Segalen, Victor (1878-1919)
Victor Segalen n’est pas photographe de métier, il a cependant rapporté des centaines d’images lors de ses trois expéditions en Chine, en 1909-1910, 1914 et 1917. Clichés archéologiques, paysages et aperçus des expéditions témoignent de ses voyages.
Victor Segalen n’est pas un photographe, il est né à une époque où cette technique était devenue banale et ainsi banalement disposait-il d’un appareil de photographie. Il est toutefois une circonstance dans laquelle il a pratiqué assidûment la photographie : de ses trois expéditions en Chine, en 1909-1910, 1914 et 1917, il rapporta des centaines d’images.
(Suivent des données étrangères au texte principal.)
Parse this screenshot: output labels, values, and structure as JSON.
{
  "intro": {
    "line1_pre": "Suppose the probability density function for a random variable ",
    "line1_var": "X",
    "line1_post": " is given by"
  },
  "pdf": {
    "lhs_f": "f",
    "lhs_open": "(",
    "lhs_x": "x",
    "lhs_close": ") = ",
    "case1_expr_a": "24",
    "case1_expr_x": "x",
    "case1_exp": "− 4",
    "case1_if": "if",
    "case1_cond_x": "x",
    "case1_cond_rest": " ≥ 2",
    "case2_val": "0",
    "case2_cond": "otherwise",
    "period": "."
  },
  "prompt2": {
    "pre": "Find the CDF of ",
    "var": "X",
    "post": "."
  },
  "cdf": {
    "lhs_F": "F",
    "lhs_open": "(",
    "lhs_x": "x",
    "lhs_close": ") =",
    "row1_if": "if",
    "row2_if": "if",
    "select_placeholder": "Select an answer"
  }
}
La plupart sont relatives à ses relevés archéologiques et à ses découvertes. D’autres sont des aperçus de l’expédition, on y voit lui-même et ses compagnons Lartigue et Gilbert de Voisins, les Chinois de l’escorte, les chevaux, les bagages. D’autres enfin consignent ce qui l’a frappé en route : paysages surtout, arbres, maisons.
Lors des missions de 1914 et 1917, expéditions scientifiques à part entière, inspirées et suivies depuis la France par l’archéologue et sinologue Édouard Chavannes, la photographie est du voyage comme technique auxiliaire, au même titre que les fouilles, les dessins, les estampages. L’application de cette pratique, alors parfaitement intégrée dans les instruments des archéologues, n’est pas remarquable en soi ; ce qui est intéressant, c’est que ce soit à Segalen, devenu archéologue pour l’occasion, qu’elle ait, en la circonstance, été confiée.
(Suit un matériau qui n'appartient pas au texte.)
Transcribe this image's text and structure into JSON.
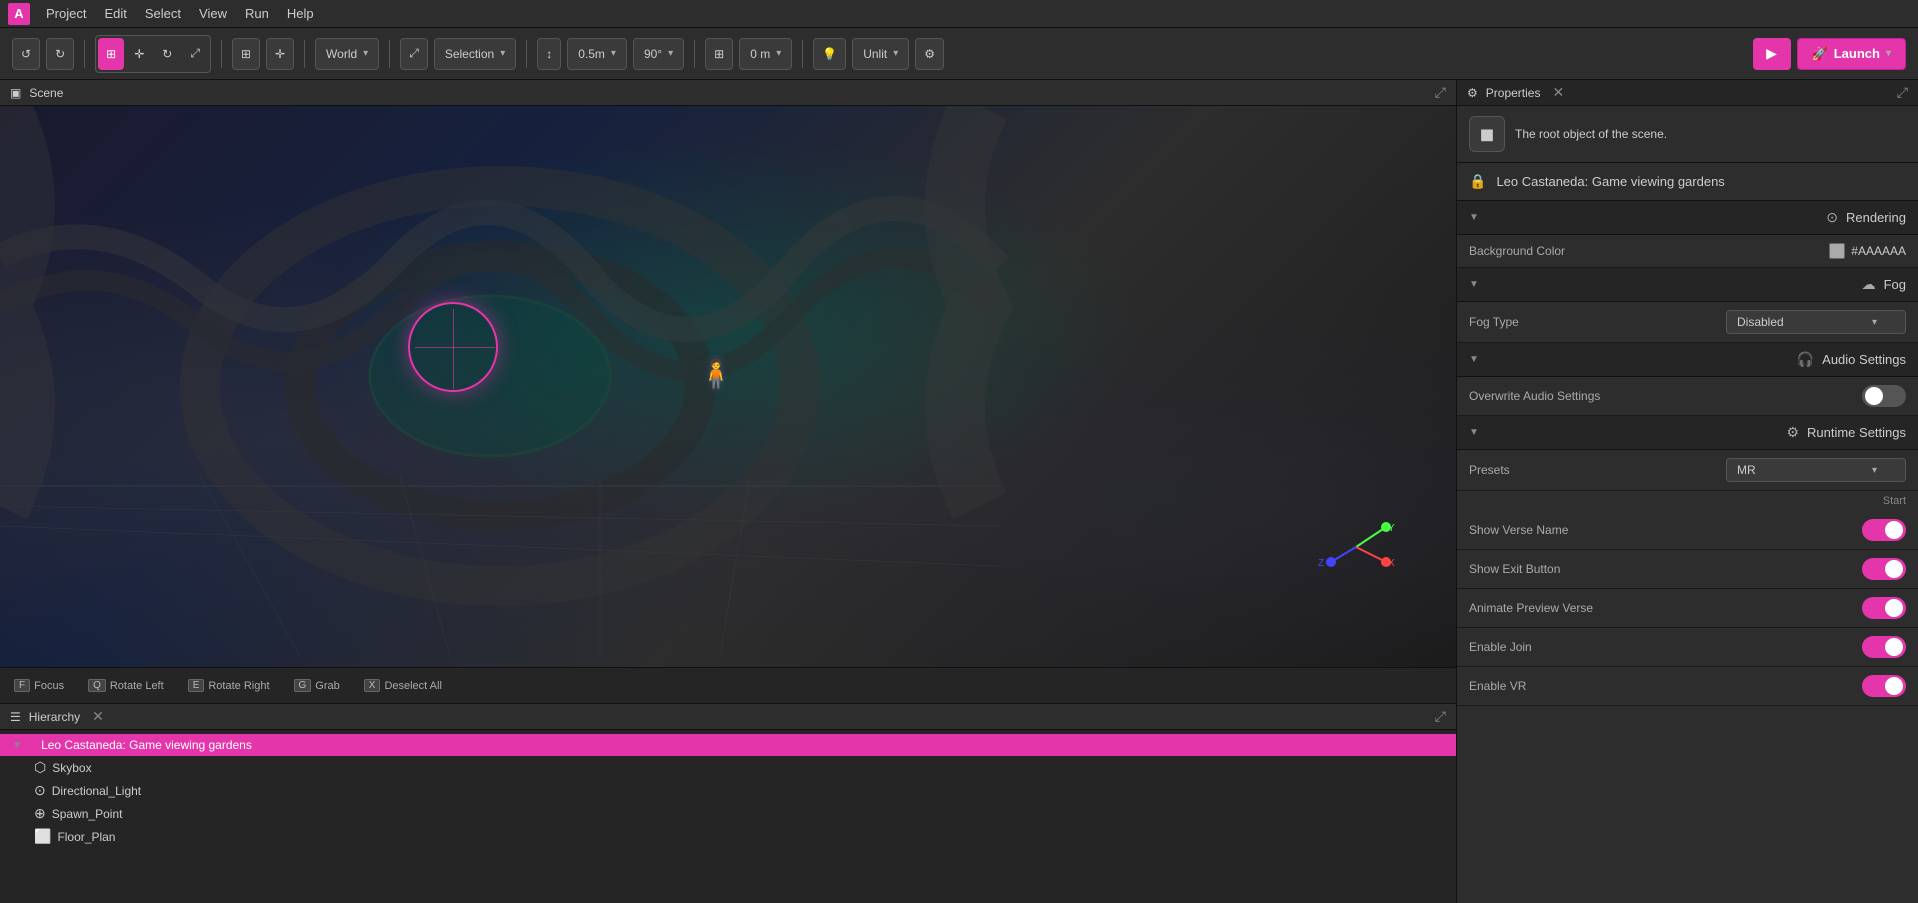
{
  "app": {
    "icon": "A",
    "menu_items": [
      "Project",
      "Edit",
      "Select",
      "View",
      "Run",
      "Help"
    ]
  },
  "toolbar": {
    "undo_label": "↺",
    "redo_label": "↻",
    "transform_modes": [
      "⊞",
      "✛",
      "↻",
      "⤢"
    ],
    "world_label": "World",
    "selection_label": "Selection",
    "snap_value": "0.5m",
    "angle_value": "90°",
    "height_value": "0 m",
    "unlit_label": "Unlit",
    "play_icon": "▶",
    "launch_icon": "🚀",
    "launch_label": "Launch"
  },
  "scene_panel": {
    "title": "Scene",
    "maximize_icon": "⤢",
    "actions": [
      {
        "key": "F",
        "label": "Focus"
      },
      {
        "key": "Q",
        "label": "Rotate Left"
      },
      {
        "key": "E",
        "label": "Rotate Right"
      },
      {
        "key": "G",
        "label": "Grab"
      },
      {
        "key": "X",
        "label": "Deselect All"
      }
    ]
  },
  "hierarchy_panel": {
    "title": "Hierarchy",
    "items": [
      {
        "id": "root",
        "label": "Leo Castaneda: Game viewing gardens",
        "icon": "♦",
        "level": 0,
        "selected": true,
        "expanded": true
      },
      {
        "id": "skybox",
        "label": "Skybox",
        "icon": "⬡",
        "level": 1
      },
      {
        "id": "dir_light",
        "label": "Directional_Light",
        "icon": "☀",
        "level": 1
      },
      {
        "id": "spawn_point",
        "label": "Spawn_Point",
        "icon": "⊕",
        "level": 1
      },
      {
        "id": "floor_plan",
        "label": "Floor_Plan",
        "icon": "⬜",
        "level": 1
      }
    ]
  },
  "properties_panel": {
    "title": "Properties",
    "scene_object_desc": "The root object of the scene.",
    "scene_name": "Leo Castaneda: Game viewing gardens",
    "sections": {
      "rendering": {
        "label": "Rendering",
        "icon": "⊙",
        "background_color_label": "Background Color",
        "background_color_value": "#AAAAAA",
        "background_color_hex": "#aaaaaa"
      },
      "fog": {
        "label": "Fog",
        "icon": "☁",
        "fog_type_label": "Fog Type",
        "fog_type_value": "Disabled"
      },
      "audio_settings": {
        "label": "Audio Settings",
        "icon": "🎧",
        "overwrite_label": "Overwrite Audio Settings",
        "overwrite_on": false
      },
      "runtime_settings": {
        "label": "Runtime Settings",
        "icon": "⚙",
        "presets_label": "Presets",
        "presets_value": "MR",
        "start_label": "Start",
        "toggles": [
          {
            "id": "show_verse_name",
            "label": "Show Verse Name",
            "on": true
          },
          {
            "id": "show_exit_button",
            "label": "Show Exit Button",
            "on": true
          },
          {
            "id": "animate_preview_verse",
            "label": "Animate Preview Verse",
            "on": true
          },
          {
            "id": "enable_join",
            "label": "Enable Join",
            "on": true
          },
          {
            "id": "enable_vr",
            "label": "Enable VR",
            "on": true
          }
        ]
      }
    }
  }
}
Grâce à sa correspondance, nous sommes renseignés sur le matériel qu’il utilisait. L’expédition avait emporté en 1914 mille plaques de 9 X 12 cm et mille de 24 X 30 cm, fournies par la maison Lumière. Ce matériel se révéla défectueux et dut être remplacé en cours de route par des plaques de 9 X 12 cm et un appareil à négatifs souples de Kodak. « Grâce » à ces problèmes techniques, nous sommes renseignés sur les excellentes connaissances photographiques de Segalen. Il tire lui-même, le soir à l’étape, les « 24 X 30 Lumière » défectueuses. La plupart des plaques sont expédiées au fur et à mesure pour être développées et/ou tirées à Shanghai. Les tirages que Segalen n’a pas vus lui sont renvoyés par l’intermédiaire de sa femme. Il adresse aussi directement à Chavannes quelques clichés qu’il a développés lui-même, assortis de ses commentaires, pour le tenir au courant jour après jour des découvertes. Ses lettres à sa femme contiennent des recommandations très précises sur la manière de stocker les caisses de négatifs — « emballer chaque boîte en bois comme une porcelaine » —, le délai maximum avant développement, le papier de tirage à utiliser, « demi-mat ».
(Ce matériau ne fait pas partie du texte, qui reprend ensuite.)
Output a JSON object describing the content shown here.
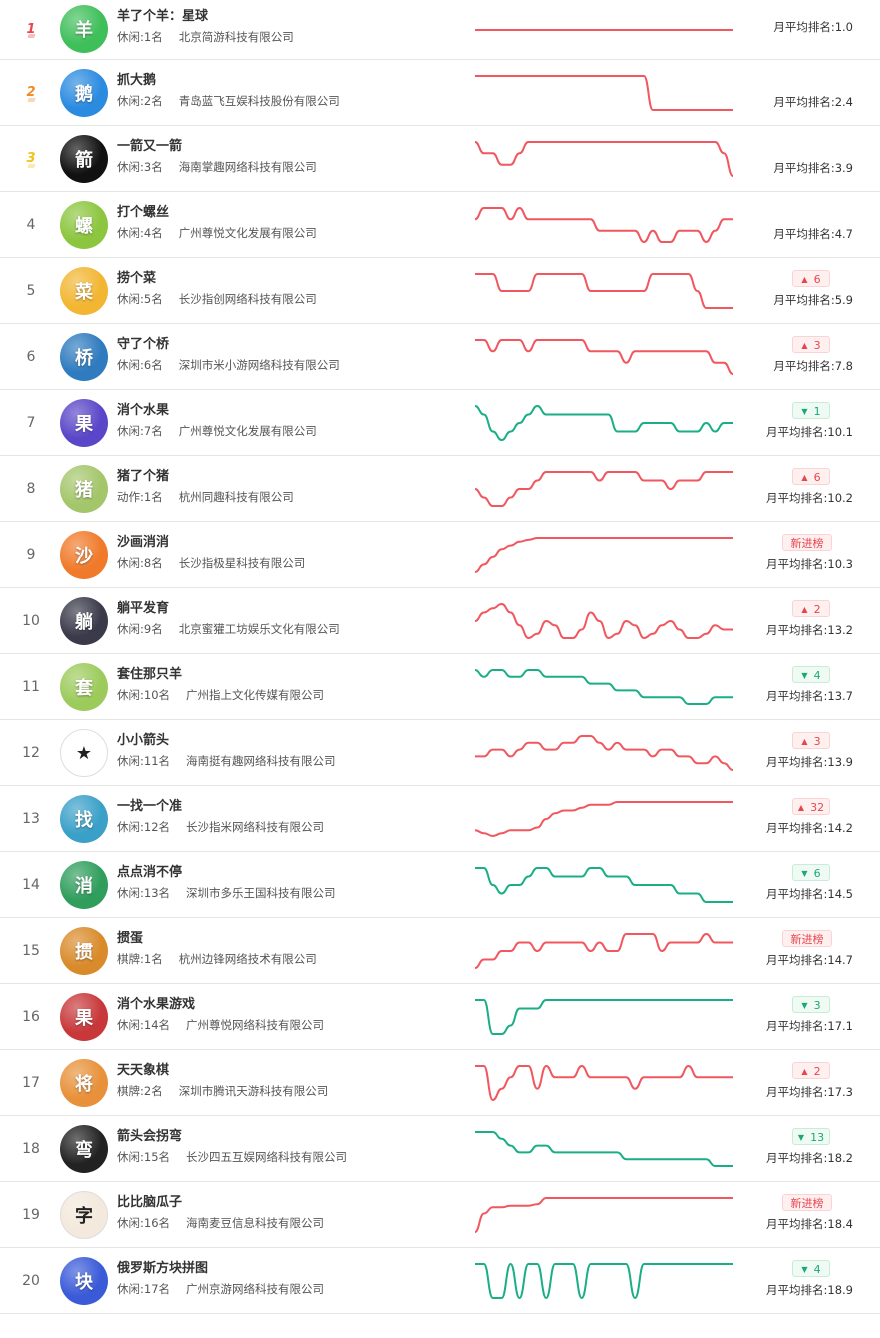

Les photographies occupent une grande place dans l’emploi du temps de cette équipée : elles sont en effet destinées à permettre la publication des découvertes au retour en France. De fait, elles ont été en partie publiées en 1923 par Jean Lartigue, en son nom et au nom de Victor Segalen et de Gilbert de Voisins. La maîtrise technique en est impeccable, surtout au regard des circonstances matérielles. Mais leur valeur va au-delà de la qualité technique et documentaire du relevé. Le cas est fréquent en photographie : manié avec sensibilité, le médium donne des résultats qui débordent du cadre fixé au départ. Ce que Segalen a vu est devenu la substance de son œuvre. À ceux qui savent et qui aiment les pages que la Chine lui a inspirées, à défaut de leur permettre de voir par l’œil de Segalen, dont lui seul sait ce qu’il a vu, les images retenues par le « gros œil de verre » donneront au moins le plaisir d’avoir fait le voyage à ses côtés.